All’estremo opposto di questa configurazione del rapporto di appartenenza starebbe la polis greca. In questo caso, giusta la lezione di Benveniste, è piuttosto il sostantivo polites a essere derivato da quello di base polis. Sicché essere cittadino in Grecia vorrà dire partecipare della città, assumere il posto che essa ci assegna, onorare i doveri che essa ci comanda e godere dei diritti che eventualmente ci elargisce. Se dunque la polis è quel tutto da cui le parti dipendono e a cui fanno in ultima istanza capo, la civitas è un puro aver luogo di rapporti, una configurazione dello stare assieme di più, la forma di una genuina mutualità, la composizione di una innumerabile molteplicità di relazioni. L’una – corpo separato, totalità auto-sussistente – prescinde dalle parti che, trascendendo e metaforizzando, essa rappresenta; l’altra – insussistente, insostanziale – non coincide altro che con quelle infinite relazioni che la co-istituiscono. La storia della politica occidentale si è fondata sul paradossale equivoco di aver scelto una scorza romana – quella della cittadinanza – per descrivere la polpa di un’esperienza greca – quella della politica. In virtù di questa paradossale inversione è dalla civitas – confusa con la polis – che facciamo discendere le qualità del civis – spacciato per polites. Ciò che in questa operazione viene fatalmente cancellato è un altro modo di istituire, ordinare e trasformare i collettivi. Esso è in tutto e per tutto alternativo a ciò che continuiamo a chiamare “politica”. Il sapere e la tecnica che assicurava la composizione e la trasformazione dei rapporti nella civitas – che, alla lettera, la faceva esistere – era lo ius, il diritto. Detto non a caso civile: il medio o il medium capace di fare avvenire e poi di trasformare qualcosa come una città, lo spazio comune tra i cives e il piano dei loro inanticipabili rapporti. Questi – le parti – saranno sempre più del tutto – la città –, che non è dunque il loro insieme, la loro somma o addizione, il Tutto o l’Uno da cui dipendono e in cui davvero si realizzano. Il ius è – agli antipodi della sovranità e della sua necessità logica di produrre sintesi e riduzioni – un sapere metonimico, un verboso operatore di molteplicità.

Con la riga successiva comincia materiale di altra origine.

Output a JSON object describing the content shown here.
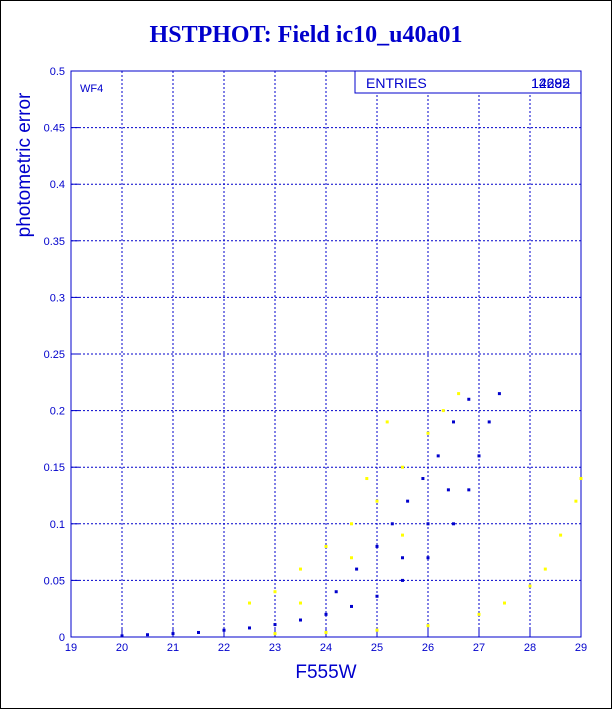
{
  "chart_data": {
    "type": "scatter",
    "title": "HSTPHOT: Field ic10_u40a01",
    "xlabel": "F555W",
    "ylabel": "photometric error",
    "xlim": [
      19,
      29
    ],
    "ylim": [
      0,
      0.5
    ],
    "x_ticks": [
      "19",
      "20",
      "21",
      "22",
      "23",
      "24",
      "25",
      "26",
      "27",
      "28",
      "29"
    ],
    "y_ticks": [
      "0",
      "0.05",
      "0.1",
      "0.15",
      "0.2",
      "0.25",
      "0.3",
      "0.35",
      "0.4",
      "0.45",
      "0.5"
    ],
    "grid": true,
    "panel_label": "WF4",
    "stats_box": {
      "label": "ENTRIES",
      "values": [
        "12695",
        "14282"
      ]
    },
    "colors": {
      "text": "#0000cc",
      "series_blue": "#0000cc",
      "series_yellow": "#ffff00",
      "grid": "#0000cc"
    },
    "series": [
      {
        "color": "#0000cc",
        "points": [
          [
            20.0,
            0.001
          ],
          [
            20.5,
            0.002
          ],
          [
            21.0,
            0.003
          ],
          [
            21.5,
            0.004
          ],
          [
            22.0,
            0.006
          ],
          [
            22.5,
            0.008
          ],
          [
            23.0,
            0.011
          ],
          [
            23.5,
            0.015
          ],
          [
            24.0,
            0.02
          ],
          [
            24.5,
            0.027
          ],
          [
            25.0,
            0.036
          ],
          [
            25.5,
            0.05
          ],
          [
            26.0,
            0.07
          ],
          [
            26.5,
            0.1
          ],
          [
            26.8,
            0.13
          ],
          [
            27.0,
            0.16
          ],
          [
            27.2,
            0.19
          ],
          [
            27.4,
            0.215
          ],
          [
            24.2,
            0.04
          ],
          [
            24.6,
            0.06
          ],
          [
            25.0,
            0.08
          ],
          [
            25.3,
            0.1
          ],
          [
            25.6,
            0.12
          ],
          [
            25.9,
            0.14
          ],
          [
            26.2,
            0.16
          ],
          [
            26.5,
            0.19
          ],
          [
            26.8,
            0.21
          ],
          [
            25.5,
            0.07
          ],
          [
            26.0,
            0.1
          ],
          [
            26.4,
            0.13
          ]
        ]
      },
      {
        "color": "#ffff00",
        "points": [
          [
            22.5,
            0.03
          ],
          [
            23.0,
            0.04
          ],
          [
            23.5,
            0.06
          ],
          [
            24.0,
            0.08
          ],
          [
            24.5,
            0.1
          ],
          [
            25.0,
            0.12
          ],
          [
            25.5,
            0.15
          ],
          [
            26.0,
            0.18
          ],
          [
            26.3,
            0.2
          ],
          [
            26.6,
            0.215
          ],
          [
            23.5,
            0.03
          ],
          [
            24.5,
            0.07
          ],
          [
            25.5,
            0.09
          ],
          [
            24.8,
            0.14
          ],
          [
            25.2,
            0.19
          ],
          [
            23.0,
            0.003
          ],
          [
            24.0,
            0.004
          ],
          [
            25.0,
            0.006
          ],
          [
            26.0,
            0.01
          ],
          [
            27.0,
            0.02
          ],
          [
            27.5,
            0.03
          ],
          [
            28.0,
            0.045
          ],
          [
            28.3,
            0.06
          ],
          [
            28.6,
            0.09
          ],
          [
            28.9,
            0.12
          ],
          [
            29.0,
            0.14
          ]
        ]
      }
    ]
  }
}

Se la nefasta confusione indicata da Benveniste governa ancora tanto profondamente l’inderogabile pulsione che ci conduce a riconoscere soltanto al “pubblico”, al “generale” e all’“uguale” la palma del politico, ciò dipende dall’aver trasformato quel sapere dei rapporti – lo ius civile, il diritto dei cives – che, esponendoci gli uni alle altre, faceva una città, in un diritto privato di cui possiamo intuire il ruolo e la funzione soltanto come antipode del diritto pubblico, il diritto della polis e non dei polites. La nostra mitologia politica di moderni – che a ben vedere è poco più che una frustrata nostalgia – dipende interamente dall’aver trasferito il mito greco della legge sull’esperienza romana del diritto. Ancora oggi ci intestardiamo a pensare che la politica sia lo spazio della trascendenza, dell’essenza, dell’identità e dell’unità e non già, come la tradizione del diritto civile continua silenziosamente a suggerirci, una tecnica della materialità, della composizione e dell’istituzione, della trasformazione e del conflitto.
2.
Quando, nel suo ultimo romanzo – Lo stradone –, Francesco Pecoraro scrive che “la città fisica è la conchiglia deforme che la città sociale, come un gigantesco mollusco semideficiente, costruisce per sé e così si rappresenta. La città demmerda è un’incerta, auto-celebrante, messa in figura della gente demmerda che ci abita e che la costruisce. Niente di più, ma neanche niente di meno”, sta indicando null’altro che la drastica separazione tra urbs e civitas di cui non cessiamo di fare quotidiana esperienza nella metropoli. Il tenore di questa considerazione non può essere tradotto in piagnisteo moralistico, ma lucidamente – politicamente, verrebbe fatto di dire – afferrato e tradotto. Diremo allora che il diritto – civile – non è altro che l’operazione che permette, ripetutamente e contingentemente, di trasformare l’urbs in civitas. La città è il teatro di queste incessanti, eterogenee operazioni di composizione, produzione e trasformazione del comune con cui essa coincide: un’assemblea in cui decidiamo sempre daccapo cosa fare di noi stessi.
È perciò che appare difficile non riconoscere uno strano pleonasmo nell’espressione – fortunatamente sempre più in voga – “beni comuni urbani”. La città è infatti il comune per eccellenza; ma non già un patrimonio da custodire, un museo da ammirare, quanto piuttosto una ricchezza materialmente prodotta, un inesausto e plurivoco “parlamento”. Nella metropoli contemporanea – la civitas capitalista, lì dove produzione e riproduzione si sono rese indiscernibili – il comune è il nome tanto di un’esperienza che di un’attività. Chissà che la politica che essa ancora attende non possa scegliere di indossare la forma di un nuovo diritto. Un diritto il cui nome ci manca e che non regolerebbe condotte già date e disposte – i prevedibili compiti di un polites – ma incarnerebbe il principio di intensità che le istituisce. Un diritto che costituirebbe insomma il principio di organizzazione e di istituzione di quelle condotte cooperanti con cui la città, la metropoli, coincide da parte a parte. Né pubblico né privato, esso meriterebbe forse proprio il nome venerabile di diritto civile e dunque, insieme con quello, il compito che fu già il suo: forgiare le forme capaci di animare e istituire una vita comune. Il comune, d’altronde, cesserebbe così di essere scambiato per una cosa da appropriare o una causa con cui identificarsi, ma tornerebbe a coincidere con ciò che da sempre non ha smesso di essere: una prassi da istituire ogni volta di nuovo.